Apart from customer service chatbots, the company has developed AI for advertising and marketing companies. It is also working on bots that can be deployed to help employees with governance and compliance issues.

“We are currently developing this bot for a bank. Currently, banks have e-knowledge portals that are quite dated, like an old document repository. It can be very hard to find specific documents,” says Teo.

“Therefore, when an unusual request comes, such as a customer asking to open an account for a school or families claiming the estate of a deceased member, the employees usually have two options. One is to search through a thick user manual and the other is to call a few superiors to clarify. With the bot, this can be done very quickly and without hassle.”


Capturing market share

The chatbot industry is dominated by titans such as IBM and Microsoft, which have come up with their own versions of versatile chatbots, Watson and Azure respectively. By playing in this industry, it means that Hyperlab has to compete with these giants.

However, Vic says the company is grateful for the competition as they have already educated the market on the importance of chatbots and AI. “These companies have endless resources and have done their part in evangelising the need.

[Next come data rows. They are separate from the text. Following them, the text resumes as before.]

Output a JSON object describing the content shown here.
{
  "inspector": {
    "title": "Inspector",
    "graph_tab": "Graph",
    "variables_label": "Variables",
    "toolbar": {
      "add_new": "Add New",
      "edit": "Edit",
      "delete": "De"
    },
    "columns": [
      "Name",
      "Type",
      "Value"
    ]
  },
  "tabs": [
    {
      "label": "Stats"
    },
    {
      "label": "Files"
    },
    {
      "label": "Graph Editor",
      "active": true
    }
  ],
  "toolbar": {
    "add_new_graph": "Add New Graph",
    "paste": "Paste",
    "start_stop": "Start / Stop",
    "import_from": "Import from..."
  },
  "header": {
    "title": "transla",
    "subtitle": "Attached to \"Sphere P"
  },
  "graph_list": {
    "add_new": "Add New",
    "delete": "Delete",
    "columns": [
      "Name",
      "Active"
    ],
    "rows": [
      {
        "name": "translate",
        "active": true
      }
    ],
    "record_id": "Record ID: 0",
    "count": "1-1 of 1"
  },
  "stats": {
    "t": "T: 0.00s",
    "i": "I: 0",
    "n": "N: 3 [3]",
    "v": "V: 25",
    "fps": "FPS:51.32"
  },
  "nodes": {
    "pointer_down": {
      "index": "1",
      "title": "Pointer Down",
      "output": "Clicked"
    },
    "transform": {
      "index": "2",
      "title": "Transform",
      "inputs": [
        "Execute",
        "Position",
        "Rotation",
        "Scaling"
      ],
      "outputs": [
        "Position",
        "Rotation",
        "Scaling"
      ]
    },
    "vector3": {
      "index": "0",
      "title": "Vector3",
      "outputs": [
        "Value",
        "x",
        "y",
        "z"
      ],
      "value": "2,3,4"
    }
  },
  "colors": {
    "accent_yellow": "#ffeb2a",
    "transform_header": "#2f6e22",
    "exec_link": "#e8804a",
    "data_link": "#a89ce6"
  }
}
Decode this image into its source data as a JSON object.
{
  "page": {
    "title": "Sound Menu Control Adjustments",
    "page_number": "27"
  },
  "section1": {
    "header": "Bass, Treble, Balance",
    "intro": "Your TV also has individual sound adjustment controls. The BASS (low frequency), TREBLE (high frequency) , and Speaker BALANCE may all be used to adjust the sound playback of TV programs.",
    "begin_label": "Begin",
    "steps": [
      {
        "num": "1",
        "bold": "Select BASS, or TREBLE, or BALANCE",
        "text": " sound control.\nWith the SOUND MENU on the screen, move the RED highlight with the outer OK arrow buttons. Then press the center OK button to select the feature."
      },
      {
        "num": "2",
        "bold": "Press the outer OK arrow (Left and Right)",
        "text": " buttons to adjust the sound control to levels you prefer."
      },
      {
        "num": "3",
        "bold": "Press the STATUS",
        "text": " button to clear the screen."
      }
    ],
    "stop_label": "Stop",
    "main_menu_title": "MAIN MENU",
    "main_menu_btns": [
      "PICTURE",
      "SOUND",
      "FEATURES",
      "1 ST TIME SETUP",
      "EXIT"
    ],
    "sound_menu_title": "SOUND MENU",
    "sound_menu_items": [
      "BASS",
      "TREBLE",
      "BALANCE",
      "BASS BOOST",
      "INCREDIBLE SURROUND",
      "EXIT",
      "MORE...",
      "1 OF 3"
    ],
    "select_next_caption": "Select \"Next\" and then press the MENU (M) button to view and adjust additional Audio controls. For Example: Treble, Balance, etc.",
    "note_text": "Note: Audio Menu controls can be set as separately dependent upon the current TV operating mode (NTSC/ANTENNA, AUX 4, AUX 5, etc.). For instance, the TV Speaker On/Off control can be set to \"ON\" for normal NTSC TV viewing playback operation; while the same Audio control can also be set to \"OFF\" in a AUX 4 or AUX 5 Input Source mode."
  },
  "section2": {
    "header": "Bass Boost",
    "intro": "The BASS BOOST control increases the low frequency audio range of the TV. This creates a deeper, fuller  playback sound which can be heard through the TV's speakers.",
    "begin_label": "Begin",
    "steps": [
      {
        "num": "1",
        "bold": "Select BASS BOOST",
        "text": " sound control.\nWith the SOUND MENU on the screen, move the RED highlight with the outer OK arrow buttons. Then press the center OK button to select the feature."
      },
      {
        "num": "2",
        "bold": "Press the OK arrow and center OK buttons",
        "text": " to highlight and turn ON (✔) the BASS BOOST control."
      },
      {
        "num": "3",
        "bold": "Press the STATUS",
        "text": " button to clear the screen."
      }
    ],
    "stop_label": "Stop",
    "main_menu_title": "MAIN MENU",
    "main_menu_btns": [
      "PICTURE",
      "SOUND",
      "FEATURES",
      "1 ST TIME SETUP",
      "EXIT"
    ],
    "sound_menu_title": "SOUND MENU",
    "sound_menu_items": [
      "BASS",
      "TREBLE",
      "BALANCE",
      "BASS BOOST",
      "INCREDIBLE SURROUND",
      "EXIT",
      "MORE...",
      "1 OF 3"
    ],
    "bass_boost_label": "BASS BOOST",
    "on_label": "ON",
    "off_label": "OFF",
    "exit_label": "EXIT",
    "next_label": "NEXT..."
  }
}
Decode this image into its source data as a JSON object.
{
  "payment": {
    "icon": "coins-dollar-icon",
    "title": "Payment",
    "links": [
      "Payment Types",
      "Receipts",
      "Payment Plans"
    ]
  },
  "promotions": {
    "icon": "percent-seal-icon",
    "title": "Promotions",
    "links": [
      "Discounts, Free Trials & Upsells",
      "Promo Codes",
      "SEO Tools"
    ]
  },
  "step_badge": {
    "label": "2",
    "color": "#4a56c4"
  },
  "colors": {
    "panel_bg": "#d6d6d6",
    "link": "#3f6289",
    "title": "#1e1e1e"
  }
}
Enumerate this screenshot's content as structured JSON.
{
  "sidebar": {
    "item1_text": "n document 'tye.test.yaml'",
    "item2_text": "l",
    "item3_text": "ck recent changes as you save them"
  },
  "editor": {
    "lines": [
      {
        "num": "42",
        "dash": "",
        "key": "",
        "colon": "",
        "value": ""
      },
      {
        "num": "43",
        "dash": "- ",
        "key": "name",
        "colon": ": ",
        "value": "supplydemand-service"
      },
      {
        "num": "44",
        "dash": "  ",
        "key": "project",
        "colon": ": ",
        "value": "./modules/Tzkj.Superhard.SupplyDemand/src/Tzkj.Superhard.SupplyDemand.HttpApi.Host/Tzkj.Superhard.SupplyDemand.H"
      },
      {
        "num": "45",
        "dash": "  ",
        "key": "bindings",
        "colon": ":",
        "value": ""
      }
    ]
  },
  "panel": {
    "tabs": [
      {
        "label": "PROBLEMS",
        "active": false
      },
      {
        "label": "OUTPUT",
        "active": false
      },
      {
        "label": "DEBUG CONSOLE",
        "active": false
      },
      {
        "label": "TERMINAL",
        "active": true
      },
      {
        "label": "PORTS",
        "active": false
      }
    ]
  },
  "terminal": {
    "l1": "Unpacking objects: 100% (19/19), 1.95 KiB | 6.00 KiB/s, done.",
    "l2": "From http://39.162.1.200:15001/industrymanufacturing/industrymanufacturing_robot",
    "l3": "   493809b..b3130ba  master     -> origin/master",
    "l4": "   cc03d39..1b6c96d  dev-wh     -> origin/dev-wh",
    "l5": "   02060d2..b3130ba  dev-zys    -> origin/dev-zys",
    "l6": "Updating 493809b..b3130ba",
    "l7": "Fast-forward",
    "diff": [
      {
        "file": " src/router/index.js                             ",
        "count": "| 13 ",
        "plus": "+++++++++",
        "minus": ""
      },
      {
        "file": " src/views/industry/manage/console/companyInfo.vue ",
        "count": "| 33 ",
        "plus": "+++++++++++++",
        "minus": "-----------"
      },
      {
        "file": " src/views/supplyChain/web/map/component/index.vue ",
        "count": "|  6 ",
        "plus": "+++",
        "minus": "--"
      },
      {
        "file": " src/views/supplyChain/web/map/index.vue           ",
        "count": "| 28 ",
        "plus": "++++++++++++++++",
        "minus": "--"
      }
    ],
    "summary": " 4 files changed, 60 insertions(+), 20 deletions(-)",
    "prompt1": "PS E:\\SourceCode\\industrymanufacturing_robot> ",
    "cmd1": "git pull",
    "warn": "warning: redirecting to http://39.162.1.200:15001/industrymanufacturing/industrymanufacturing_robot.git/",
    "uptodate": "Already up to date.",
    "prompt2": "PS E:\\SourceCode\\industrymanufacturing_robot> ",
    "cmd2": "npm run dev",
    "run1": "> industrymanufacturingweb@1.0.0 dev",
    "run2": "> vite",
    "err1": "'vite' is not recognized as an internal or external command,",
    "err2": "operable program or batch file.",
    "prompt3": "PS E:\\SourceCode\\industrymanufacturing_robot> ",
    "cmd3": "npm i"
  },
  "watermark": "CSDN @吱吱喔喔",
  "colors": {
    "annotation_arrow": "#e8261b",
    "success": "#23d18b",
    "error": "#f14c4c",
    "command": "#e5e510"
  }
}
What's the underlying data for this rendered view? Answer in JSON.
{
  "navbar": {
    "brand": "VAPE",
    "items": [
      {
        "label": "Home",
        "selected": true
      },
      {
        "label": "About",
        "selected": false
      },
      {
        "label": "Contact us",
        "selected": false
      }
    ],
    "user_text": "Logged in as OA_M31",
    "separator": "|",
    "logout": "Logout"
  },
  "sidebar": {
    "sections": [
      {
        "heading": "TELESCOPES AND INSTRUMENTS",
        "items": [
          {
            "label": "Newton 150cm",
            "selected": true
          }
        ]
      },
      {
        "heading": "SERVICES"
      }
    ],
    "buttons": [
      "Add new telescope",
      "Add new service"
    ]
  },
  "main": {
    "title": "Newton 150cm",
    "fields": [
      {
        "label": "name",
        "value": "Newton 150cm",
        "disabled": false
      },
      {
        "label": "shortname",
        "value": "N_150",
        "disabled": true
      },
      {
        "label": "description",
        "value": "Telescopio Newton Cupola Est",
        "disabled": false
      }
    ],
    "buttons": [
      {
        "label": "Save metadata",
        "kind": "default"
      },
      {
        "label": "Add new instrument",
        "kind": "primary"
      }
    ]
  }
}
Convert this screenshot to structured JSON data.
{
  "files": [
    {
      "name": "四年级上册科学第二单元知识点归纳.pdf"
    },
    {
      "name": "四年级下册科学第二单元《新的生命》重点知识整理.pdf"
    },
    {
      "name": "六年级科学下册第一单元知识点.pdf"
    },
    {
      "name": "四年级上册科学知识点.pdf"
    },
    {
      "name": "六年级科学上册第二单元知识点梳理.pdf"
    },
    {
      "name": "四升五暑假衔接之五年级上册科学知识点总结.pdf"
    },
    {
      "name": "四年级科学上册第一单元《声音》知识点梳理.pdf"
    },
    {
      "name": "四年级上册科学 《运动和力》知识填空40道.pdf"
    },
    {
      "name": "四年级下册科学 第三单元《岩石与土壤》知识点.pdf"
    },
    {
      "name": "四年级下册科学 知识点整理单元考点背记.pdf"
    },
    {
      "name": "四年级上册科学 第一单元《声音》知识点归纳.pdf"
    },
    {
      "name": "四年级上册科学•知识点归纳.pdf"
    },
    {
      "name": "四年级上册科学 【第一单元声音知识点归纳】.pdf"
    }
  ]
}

So, when we approach companies, either they are already using Watson or they know what we are talking about. We tell them that if they want Southeast Asian language support and accuracy, they should look at us.

“To make it even better, they can have the Watson chatbot and plug us in. Thus, we feel it is quite harmonious. But we do realise that every time we pitch, we are essentially pitching against them. Sometimes we win, sometimes we lose. That is just the way business is.”

The industry titans have found it difficult to develop natural language processing for Southeast Asian languages as their focus has been on developed countries such as Japan and Germany. Hyperlab, on the other hand, was built to support Southeast Asian languages. So, the company will continue to play on this strength to capture market share, says Vic.

“Language understanding is definitely our priority; comprehending rojak sentences is where we excel. We know how people talk in this part of the world and we have an edge on the design,” he adds.

“Watson, for example, does not look pretty because it is not design-focused. We come in with a design point of view because we know how important it is. Everyone is used to slick design nowadays. Would you use Uber if its app looked like it was made in the 1990s? I don’t think so.”

Last September, Hyperlab received a concept-to-commercialisation grant under the High Impact Programme 2 from PlaTCOM Ventures Sdn Bhd. According to Vic, the grant will be used to expand the Southeast Asian languages that can be supported by its chatbots. The company will start with Indonesian and Tagalog before working on unicode languages such as Thai and Vietnamese.

Hyperlab recently launched Dialex, a platform that helps companies spend less time training their AI. Dialex unscrambles natural text input, allowing apps or AI to work with spelling variations and nuanced use of language. Currently, it supports Bahasa Malaysia, English, Manglish, and Singlish.